(November 12, 2017 at 8:46 am)alpha male Wrote: Science doesn't have answers for the creation of the universe or the beginning of life.
See this is an example of how religious indoctrination conditions children to be unable to tell reality from fiction. Because how can you teach a child the concept of plausibility if you are expecting them to accept that one fairy tale is true while all the others are false?
There are very plausible hypotheses about how life first developed and we have no reason to suspect that we will ever need to resort to the non-explanation of magic. What you are trying to do is convince people that just because there are gaps in our knowledge that all your fairy tale explanation is equally valid. But this ignores the concept of plausibility.
(November 12, 2017 at 8:46 am)alpha male Wrote:(November 12, 2017 at 5:50 am)Mathilda Wrote: Strawman argument and equivocation. No one said that it was inanimate matter coming to life.
Unless you're starting with life, then yes, you necessarily need inanimate matter coming to life at some point.
Citation required. Also a definition of what you mean by inanimate matter vs animate matter. And define life while you're at it.
I see you ignored my example of a car being made up of inanimate matter, yet no one would argue that a car can't be animated. What you are doing is performing a fallacy of composition. It is energy that animates the car. The only difference between inanimate and animated matter is whether there is a flow of energy through it that can perform work. I could have instead used the example of an ice crystal growing, or snow recrystalising over time while the temperature (energy) changes but stays below freezing.
Returning to the concept of plausibility, we can see examples of how matter is animated by energy with crystalisation. We can make use of the flow of free energy it by creating engines. Therefore it is plausible to think of life as working in a similar way but on a much smaller level. Cells are essentially molecular engines. This is why we eat. To provide the energy. If we don't get that energy then we die and our life ceases. We know the exact mechanisms of how energy powers cells to perform work. We know how energy continually animates matter into complex patterns of order and also why. Abiogenesis as a form of self organisation is plausible.
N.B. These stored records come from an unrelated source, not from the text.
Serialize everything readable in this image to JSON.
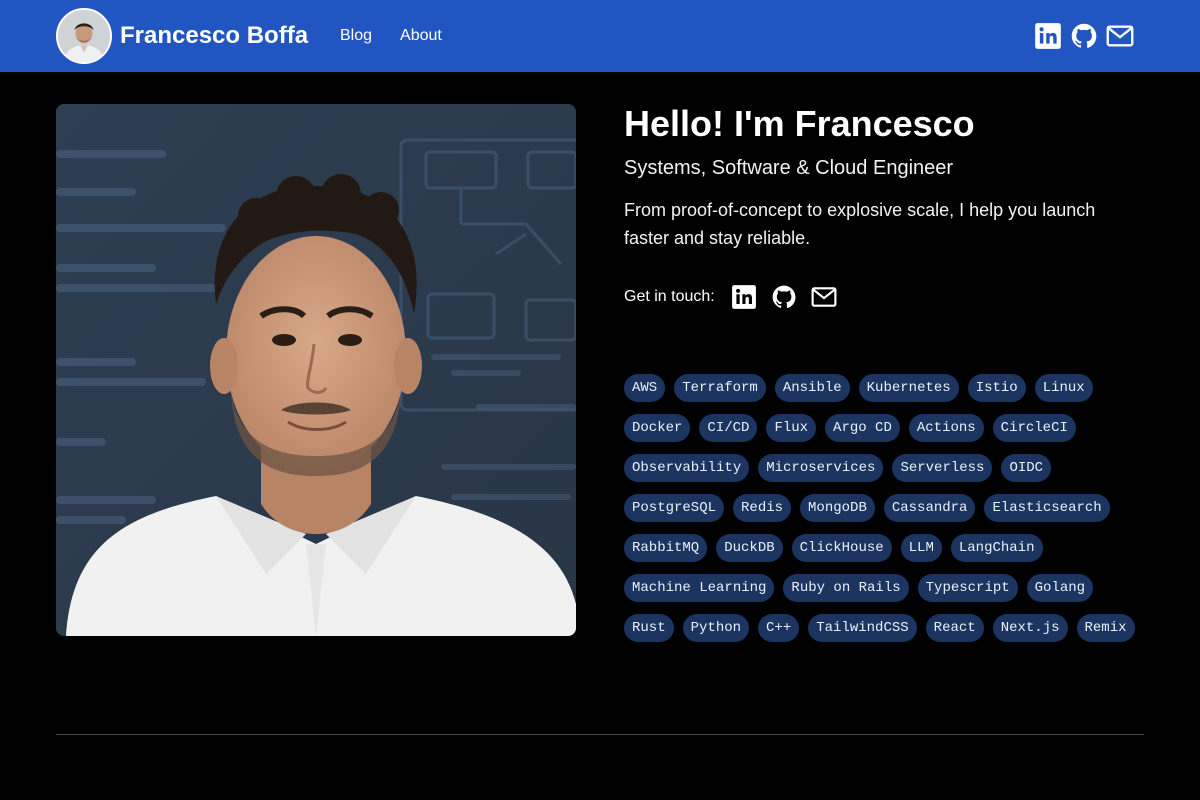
{
  "header": {
    "site_name": "Francesco Boffa",
    "nav": [
      {
        "label": "Blog"
      },
      {
        "label": "About"
      }
    ],
    "social_icons": [
      "linkedin-icon",
      "github-icon",
      "mail-icon"
    ],
    "background_color": "#2155c2"
  },
  "hero": {
    "title": "Hello! I'm Francesco",
    "subtitle": "Systems, Software & Cloud Engineer",
    "description": "From proof-of-concept to explosive scale, I help you launch faster and stay reliable.",
    "contact_label": "Get in touch:",
    "contact_icons": [
      "linkedin-icon",
      "github-icon",
      "mail-icon"
    ]
  },
  "skills": [
    "AWS",
    "Terraform",
    "Ansible",
    "Kubernetes",
    "Istio",
    "Linux",
    "Docker",
    "CI/CD",
    "Flux",
    "Argo CD",
    "Actions",
    "CircleCI",
    "Observability",
    "Microservices",
    "Serverless",
    "OIDC",
    "PostgreSQL",
    "Redis",
    "MongoDB",
    "Cassandra",
    "Elasticsearch",
    "RabbitMQ",
    "DuckDB",
    "ClickHouse",
    "LLM",
    "LangChain",
    "Machine Learning",
    "Ruby on Rails",
    "Typescript",
    "Golang",
    "Rust",
    "Python",
    "C++",
    "TailwindCSS",
    "React",
    "Next.js",
    "Remix"
  ],
  "colors": {
    "page_background": "#000000",
    "tag_background": "#1c3560",
    "tag_text": "#eaf0fb",
    "divider": "#4a4a4a"
  }
}
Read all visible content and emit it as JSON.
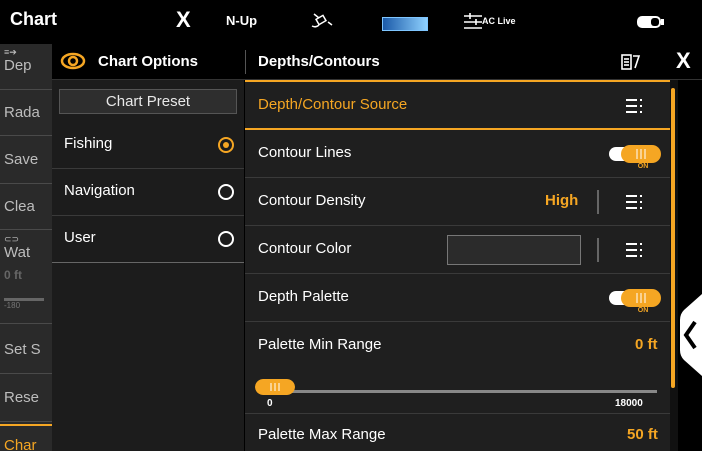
{
  "statusbar": {
    "title": "Chart",
    "x_label": "X",
    "view_mode": "N-Up",
    "aclive_label": "AC Live",
    "icons": [
      "satellite-icon",
      "signal-gradient-bar",
      "aclive-icon",
      "battery-icon"
    ]
  },
  "background_menu": {
    "items": [
      "Dep",
      "Rada",
      "Save",
      "Clea",
      "Wat",
      "0 ft",
      "-180",
      "Set S",
      "Rese",
      "Char"
    ]
  },
  "dialog": {
    "title": "Chart Options",
    "section": "Depths/Contours",
    "close_label": "X",
    "preset_button": "Chart Preset",
    "presets": [
      {
        "label": "Fishing",
        "selected": true
      },
      {
        "label": "Navigation",
        "selected": false
      },
      {
        "label": "User",
        "selected": false
      }
    ],
    "options": [
      {
        "label": "Depth/Contour Source",
        "control": "menu",
        "active": true
      },
      {
        "label": "Contour Lines",
        "control": "toggle",
        "state": "ON"
      },
      {
        "label": "Contour Density",
        "control": "value-menu",
        "value": "High"
      },
      {
        "label": "Contour Color",
        "control": "color-menu",
        "value": ""
      },
      {
        "label": "Depth Palette",
        "control": "toggle",
        "state": "ON"
      },
      {
        "label": "Palette Min Range",
        "control": "value",
        "value": "0 ft"
      },
      {
        "label": "Palette Max Range",
        "control": "value",
        "value": "50 ft"
      }
    ],
    "slider": {
      "min_label": "0",
      "max_label": "18000",
      "value": 0
    }
  },
  "colors": {
    "accent": "#f5a623",
    "panel": "#1f1f1f",
    "background": "#000000"
  }
}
What is not plausible is that some non-corporeal intelligence made up of only energy and not matter is able to continually scan your brain, understand how it functions and know when you are praying and when you are not, and then interact with the world to answer those prayers. Not only that but do it for everyone else in the world at the same time.
For this to even start becoming plausible, you would have to show that telepathy exists, that energy can persist as a complex ordered pattern without the use of matter and that there is some physical mechanism that could allow a brain to be scanned and the information transmitted back to a non-corporeal being.
(November 12, 2017 at 8:46 am)alpha male Wrote: Would you agree that just after the big bang (assuming you accept that) all matter was inanimate? Now there's life. See the point?
No. At the point of the Big Bang there was only energy. Matter came afterwards. Nor would I ever say that there was ever a point in the universe's history where all matter was inanimate. Although that's not to say that we won't reach that point at the heat death of the universe.